That doesn't make sense. There is absolutely no connection being made between quantum randomness or quantum probability and your desire to 'eat a piece of cake'
Let me break down what you said so that you know why I said what I said.
You said, "That's a contradiction. If jittery randomness turns probabilist then classical as the scale increases, it is no longer random." So at this point, it seems that you are saying that the total randomness is not random; I agree.
It's not that the total randomness is no longer random, but that total randomness virtually disappears at wave function collapse/decoherence...'wave functions - the probability waves of quantum mechanics - evolve in time according to precise mathematical roles, such as the Schrodinger equation' etc.
This is not known yet. How can you just throw this at me and expect me to buy it? You mashed together two highly controversial theories.
Still no evident connection between randomness and 'freedom'
Oxford dictionary has:
freedom: The state of being unrestricted and able to move easily
Random: Governed by or involving equal chances for each item
- nor a connection to be made between randomness and the decision making mechanisms of a brain including the decisions that are made, which are not random, or even that decisions 'evolve in time according to precise mathematical roles' - they do not.
Just like each neuron helps make-up a choice but is not a choice, so too does randomness make-up the neurons that are not random themselves.

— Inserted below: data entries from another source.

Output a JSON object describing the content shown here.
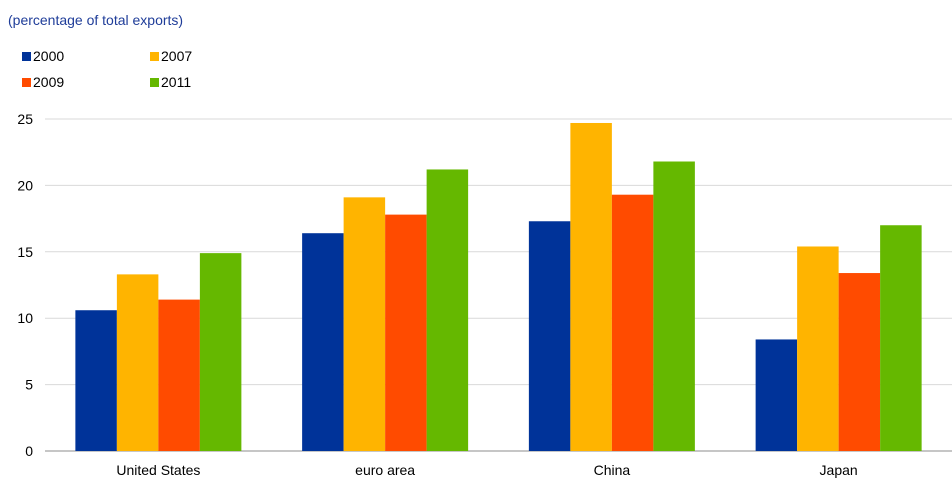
{
  "chart_data": {
    "type": "bar",
    "subtitle": "(percentage of total exports)",
    "categories": [
      "United States",
      "euro area",
      "China",
      "Japan"
    ],
    "series": [
      {
        "name": "2000",
        "color": "#003399",
        "values": [
          10.6,
          16.4,
          17.3,
          8.4
        ]
      },
      {
        "name": "2007",
        "color": "#ffb400",
        "values": [
          13.3,
          19.1,
          24.7,
          15.4
        ]
      },
      {
        "name": "2009",
        "color": "#ff4b00",
        "values": [
          11.4,
          17.8,
          19.3,
          13.4
        ]
      },
      {
        "name": "2011",
        "color": "#65b800",
        "values": [
          14.9,
          21.2,
          21.8,
          17.0
        ]
      }
    ],
    "yticks": [
      "0",
      "5",
      "10",
      "15",
      "20",
      "25"
    ],
    "ylim": [
      0,
      25
    ],
    "grid": true,
    "legend_position": "top-left"
  }
}
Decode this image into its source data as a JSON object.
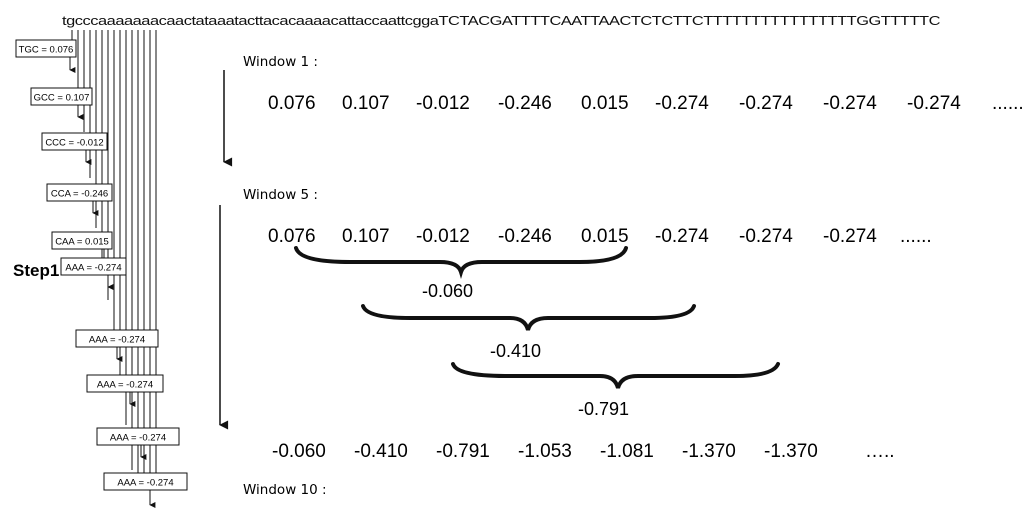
{
  "sequence": "tgcccaaaaaaacaactataaatacttacacaaaacattaccaattcggaTCTACGATTTTCAATTAACTCTCTTCTTTTTTTTTTTTTTTTGGTTTTTC",
  "step_label": "Step1",
  "trinucleotides": [
    {
      "label": "TGC = 0.076"
    },
    {
      "label": "GCC = 0.107"
    },
    {
      "label": "CCC = -0.012"
    },
    {
      "label": "CCA = -0.246"
    },
    {
      "label": "CAA = 0.015"
    },
    {
      "label": "AAA = -0.274"
    },
    {
      "label": "AAA = -0.274"
    },
    {
      "label": "AAA = -0.274"
    },
    {
      "label": "AAA = -0.274"
    },
    {
      "label": "AAA = -0.274"
    }
  ],
  "windows": {
    "w1": {
      "label": "Window 1 :",
      "values": [
        "0.076",
        "0.107",
        "-0.012",
        "-0.246",
        "0.015",
        "-0.274",
        "-0.274",
        "-0.274",
        "-0.274",
        "......"
      ]
    },
    "w5": {
      "label": "Window 5 :",
      "values": [
        "0.076",
        "0.107",
        "-0.012",
        "-0.246",
        "0.015",
        "-0.274",
        "-0.274",
        "-0.274",
        "......"
      ],
      "sums": [
        "-0.060",
        "-0.410",
        "-0.791"
      ]
    },
    "w10": {
      "label": "Window 10 :",
      "values": [
        "-0.060",
        "-0.410",
        "-0.791",
        "-1.053",
        "-1.081",
        "-1.370",
        "-1.370",
        "….."
      ]
    }
  },
  "colors": {
    "ink": "#111111",
    "background": "#ffffff"
  }
}
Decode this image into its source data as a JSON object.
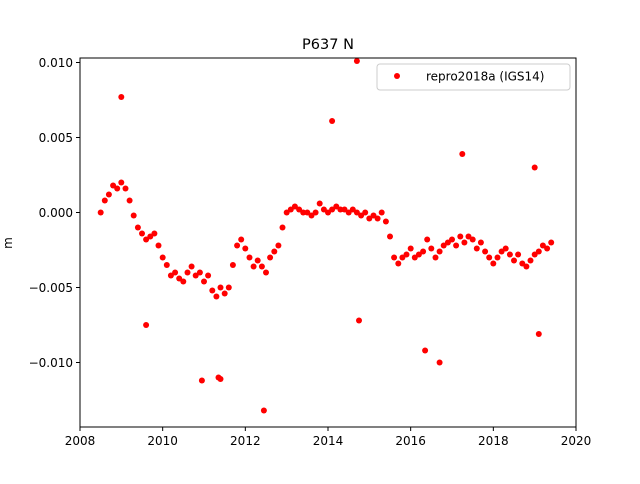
{
  "chart_data": {
    "type": "scatter",
    "title": "P637 N",
    "xlabel": "",
    "ylabel": "m",
    "xlim": [
      2008.0,
      2020.0
    ],
    "ylim": [
      -0.0143,
      0.0103
    ],
    "x_ticks": [
      2008,
      2010,
      2012,
      2014,
      2016,
      2018,
      2020
    ],
    "x_tick_labels": [
      "2008",
      "2010",
      "2012",
      "2014",
      "2016",
      "2018",
      "2020"
    ],
    "y_ticks": [
      -0.01,
      -0.005,
      0.0,
      0.005,
      0.01
    ],
    "y_tick_labels": [
      "−0.010",
      "−0.005",
      "0.000",
      "0.005",
      "0.010"
    ],
    "grid": false,
    "legend_position": "top-right",
    "series": [
      {
        "name": "repro2018a (IGS14)",
        "color": "#ff0000",
        "marker": "circle",
        "x": [
          2008.5,
          2008.6,
          2008.7,
          2008.8,
          2008.9,
          2009.0,
          2009.1,
          2009.2,
          2009.3,
          2009.4,
          2009.5,
          2009.6,
          2009.7,
          2009.8,
          2009.9,
          2010.0,
          2010.1,
          2010.2,
          2010.3,
          2010.4,
          2010.5,
          2010.6,
          2010.7,
          2010.8,
          2010.9,
          2011.0,
          2011.1,
          2011.2,
          2011.3,
          2011.4,
          2011.5,
          2011.6,
          2011.7,
          2011.8,
          2011.9,
          2012.0,
          2012.1,
          2012.2,
          2012.3,
          2012.4,
          2012.5,
          2012.6,
          2012.7,
          2012.8,
          2012.9,
          2013.0,
          2013.1,
          2013.2,
          2013.3,
          2013.4,
          2013.5,
          2013.6,
          2013.7,
          2013.8,
          2013.9,
          2014.0,
          2014.1,
          2014.2,
          2014.3,
          2014.4,
          2014.5,
          2014.6,
          2014.7,
          2014.8,
          2014.9,
          2015.0,
          2015.1,
          2015.2,
          2015.3,
          2015.4,
          2015.5,
          2015.6,
          2015.7,
          2015.8,
          2015.9,
          2016.0,
          2016.1,
          2016.2,
          2016.3,
          2016.4,
          2016.5,
          2016.6,
          2016.7,
          2016.8,
          2016.9,
          2017.0,
          2017.1,
          2017.2,
          2017.3,
          2017.4,
          2017.5,
          2017.6,
          2017.7,
          2017.8,
          2017.9,
          2018.0,
          2018.1,
          2018.2,
          2018.3,
          2018.4,
          2018.5,
          2018.6,
          2018.7,
          2018.8,
          2018.9,
          2019.0,
          2019.1,
          2019.2,
          2019.3,
          2019.4,
          2009.0,
          2009.6,
          2010.95,
          2011.35,
          2011.4,
          2012.45,
          2014.7,
          2014.75,
          2014.1,
          2016.35,
          2016.7,
          2017.25,
          2019.1,
          2019.0
        ],
        "y": [
          0.0,
          0.0008,
          0.0012,
          0.0018,
          0.0016,
          0.002,
          0.0016,
          0.0008,
          -0.0002,
          -0.001,
          -0.0014,
          -0.0018,
          -0.0016,
          -0.0014,
          -0.0022,
          -0.003,
          -0.0035,
          -0.0042,
          -0.004,
          -0.0044,
          -0.0046,
          -0.004,
          -0.0036,
          -0.0042,
          -0.004,
          -0.0046,
          -0.0042,
          -0.0052,
          -0.0056,
          -0.005,
          -0.0054,
          -0.005,
          -0.0035,
          -0.0022,
          -0.0018,
          -0.0024,
          -0.003,
          -0.0036,
          -0.0032,
          -0.0036,
          -0.004,
          -0.003,
          -0.0026,
          -0.0022,
          -0.001,
          0.0,
          0.0002,
          0.0004,
          0.0002,
          0.0,
          0.0,
          -0.0002,
          0.0,
          0.0006,
          0.0002,
          0.0,
          0.0002,
          0.0004,
          0.0002,
          0.0002,
          0.0,
          0.0002,
          0.0,
          -0.0002,
          0.0,
          -0.0004,
          -0.0002,
          -0.0004,
          0.0,
          -0.0006,
          -0.0016,
          -0.003,
          -0.0034,
          -0.003,
          -0.0028,
          -0.0024,
          -0.003,
          -0.0028,
          -0.0026,
          -0.0018,
          -0.0024,
          -0.003,
          -0.0026,
          -0.0022,
          -0.002,
          -0.0018,
          -0.0022,
          -0.0016,
          -0.002,
          -0.0016,
          -0.0018,
          -0.0024,
          -0.002,
          -0.0026,
          -0.003,
          -0.0034,
          -0.003,
          -0.0026,
          -0.0024,
          -0.0028,
          -0.0032,
          -0.0028,
          -0.0034,
          -0.0036,
          -0.0032,
          -0.0028,
          -0.0026,
          -0.0022,
          -0.0024,
          -0.002,
          0.0077,
          -0.0075,
          -0.0112,
          -0.011,
          -0.0111,
          -0.0132,
          0.0101,
          -0.0072,
          0.0061,
          -0.0092,
          -0.01,
          0.0039,
          -0.0081,
          0.003
        ]
      }
    ]
  }
}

While the brain detects photons/wavelength via its sense organs of sight, the eyes, it is the architecture of the senses/brain that converts photon stimulation to nerve impulses and interprets this information as objects (reflected light) and colours (wavelength). None of which is random or arbitrary. So, while fundamental particles such as 'photons' are indeed inputs into the system, it is the architecture of the system that determines the interpretation of shape and colour, and not the action of the inputs themselves that determines how shape and colour is interpreted....different species have different colour perception, yada, yada.
Why are you talking about photons and eyes?
So, sorry ryan, you have no case.
Something tells me that this is more important for you than just a discussion. I know I admitted why I want free will to exist. I wonder if anyone else can admit why they don't want it to exist. I have a feeling that the answer is a three lettered word.